And then you think, "why does Progress need to be so fucking noisy?"

You tend to want what you can't have.
You tend to desire what cannot, or does not want to, be desired.
You tend to create these things in your head that deceive you into believing, whatever, the sky is fucking green, the moon isn't really there, the sun is spreading AIDS, grandma's diarrhea tastes good.
It's like God is a manipulative little ass fuck that's always fucking around with your programming, trying to get it "right," to finish the remodel.
But it's all really a test or a signal or something, you're not sure.
But you do know, it's exactly what you need, God doesn't fuck around.
So you feel the gut punches, the uncertainty, the frustration, the impatience, the unrelenting desire to have what you cannot, the overwhelming feeling to just give up, and yet, somehow, keep moving forward.
"Strength is built in increments, right?" the TV yoga guy told you once.
 And you believed him.

This is the modern human experience, where finesse and skill and patience outweigh brute force.
And it's a tough game for you to play, because brute force is your instinct; you want it all now.
But waiting is what everything has become.
It's like we all exist to wait, for the phone to ring, for the people in front of us to finish their stupid order, for the cars ahead to go forward, for the elevator to carry us to the top of the building, for The Progress Machine to scoop us up and haul us off to Recycling.
You live inside a box that's wrapped in another box that's loaded into a crate with a bunch of other boxes and you're allowed to see and experience all of the things yet actually attain, possess, whatever, none of them for your own.

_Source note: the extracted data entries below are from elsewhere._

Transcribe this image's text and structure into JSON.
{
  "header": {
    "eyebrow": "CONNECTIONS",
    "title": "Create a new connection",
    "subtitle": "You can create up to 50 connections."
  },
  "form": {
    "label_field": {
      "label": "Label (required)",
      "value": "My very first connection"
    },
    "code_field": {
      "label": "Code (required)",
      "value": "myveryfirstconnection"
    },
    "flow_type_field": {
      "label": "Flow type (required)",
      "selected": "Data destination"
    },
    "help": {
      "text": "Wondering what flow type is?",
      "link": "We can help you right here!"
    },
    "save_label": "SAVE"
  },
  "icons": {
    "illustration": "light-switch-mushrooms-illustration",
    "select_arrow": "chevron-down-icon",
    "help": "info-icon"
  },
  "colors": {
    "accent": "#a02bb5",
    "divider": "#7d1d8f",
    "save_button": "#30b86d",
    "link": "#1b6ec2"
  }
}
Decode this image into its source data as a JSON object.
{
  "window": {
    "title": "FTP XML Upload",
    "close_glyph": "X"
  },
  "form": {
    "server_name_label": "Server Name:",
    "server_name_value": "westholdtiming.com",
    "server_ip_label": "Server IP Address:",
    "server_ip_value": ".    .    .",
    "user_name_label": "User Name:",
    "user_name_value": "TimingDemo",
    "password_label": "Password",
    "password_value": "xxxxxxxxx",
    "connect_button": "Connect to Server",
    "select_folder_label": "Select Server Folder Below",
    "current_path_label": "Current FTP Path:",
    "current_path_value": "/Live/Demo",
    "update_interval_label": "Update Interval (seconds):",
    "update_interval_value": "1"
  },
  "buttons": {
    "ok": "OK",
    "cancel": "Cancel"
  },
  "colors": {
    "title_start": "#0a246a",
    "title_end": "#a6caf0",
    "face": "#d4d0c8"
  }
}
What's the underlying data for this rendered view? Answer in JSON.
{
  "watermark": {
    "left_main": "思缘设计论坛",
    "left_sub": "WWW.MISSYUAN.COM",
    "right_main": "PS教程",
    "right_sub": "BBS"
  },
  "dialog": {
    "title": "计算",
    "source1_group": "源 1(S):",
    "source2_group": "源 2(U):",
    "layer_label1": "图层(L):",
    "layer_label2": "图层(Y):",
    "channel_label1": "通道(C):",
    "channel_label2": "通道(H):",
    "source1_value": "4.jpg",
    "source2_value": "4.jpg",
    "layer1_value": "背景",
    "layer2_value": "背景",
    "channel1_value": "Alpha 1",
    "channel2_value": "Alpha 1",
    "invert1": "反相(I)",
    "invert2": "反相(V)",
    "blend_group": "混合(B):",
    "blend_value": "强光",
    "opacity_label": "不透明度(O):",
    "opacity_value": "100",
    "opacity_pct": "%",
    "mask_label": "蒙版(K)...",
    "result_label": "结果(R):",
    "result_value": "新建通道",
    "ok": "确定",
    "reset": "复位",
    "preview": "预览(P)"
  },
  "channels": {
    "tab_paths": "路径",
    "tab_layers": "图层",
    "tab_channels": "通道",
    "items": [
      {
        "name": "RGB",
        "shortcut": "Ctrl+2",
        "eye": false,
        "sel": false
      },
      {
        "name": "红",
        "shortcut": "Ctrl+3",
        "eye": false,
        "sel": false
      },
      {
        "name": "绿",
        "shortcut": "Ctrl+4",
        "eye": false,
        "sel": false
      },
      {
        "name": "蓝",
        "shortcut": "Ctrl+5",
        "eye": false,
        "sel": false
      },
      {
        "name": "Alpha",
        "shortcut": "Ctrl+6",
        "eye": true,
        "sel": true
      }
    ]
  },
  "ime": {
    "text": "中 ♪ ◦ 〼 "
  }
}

The Complete Guide To Picking Up Women Using Insults & Cleverly Manufactured Tongue Movements - 1.96

The man sitting to your right whose shoulder is touching the middle of your upper arm and whose knee is snuggly planted in the middle of your thigh slurs a sentence in your direction, “what issa it yous do?"
“What’s that?” you say in return, leaning in a little closer as if that’s the way to understand someone who can’t speak the same language as you.
“Whaa, you def er wha?"
Then he makes a jerking movement with the hand holding his beer, like someone just shocked him back to life, and a little beer spills on you.
And you sigh and roll your eyes and remember all the times you were a drunk assfuck who just wanted people to like him and thought they would if they thought you were drunk because being drunk is cool.

As you wipe the beer off your pants, you wonder how the designers of seating arrangements come up with the dimensions of seats.
Like, you look down the row and see everyone has plenty of room to maneuver their legs without banging their knees into the seats in front of them.
You look at your knees and determine that you are the anomaly, the transient that drives the average up to make the numbers look better, and you feel that everyone who enjoys lots of leg room owes you a big fucking “thank you” for the comfort they enjoy.
Like, they should be organizing a fucking parade and building statues and naming schools and freeways and diseases after you and writing songs praising your glory and building institutions around your likeness and deifying you as the second coming of Jesus and congregating every Sunday morning to worship you.
All for providing them with a thing that improves their comfort level by minuscule amount.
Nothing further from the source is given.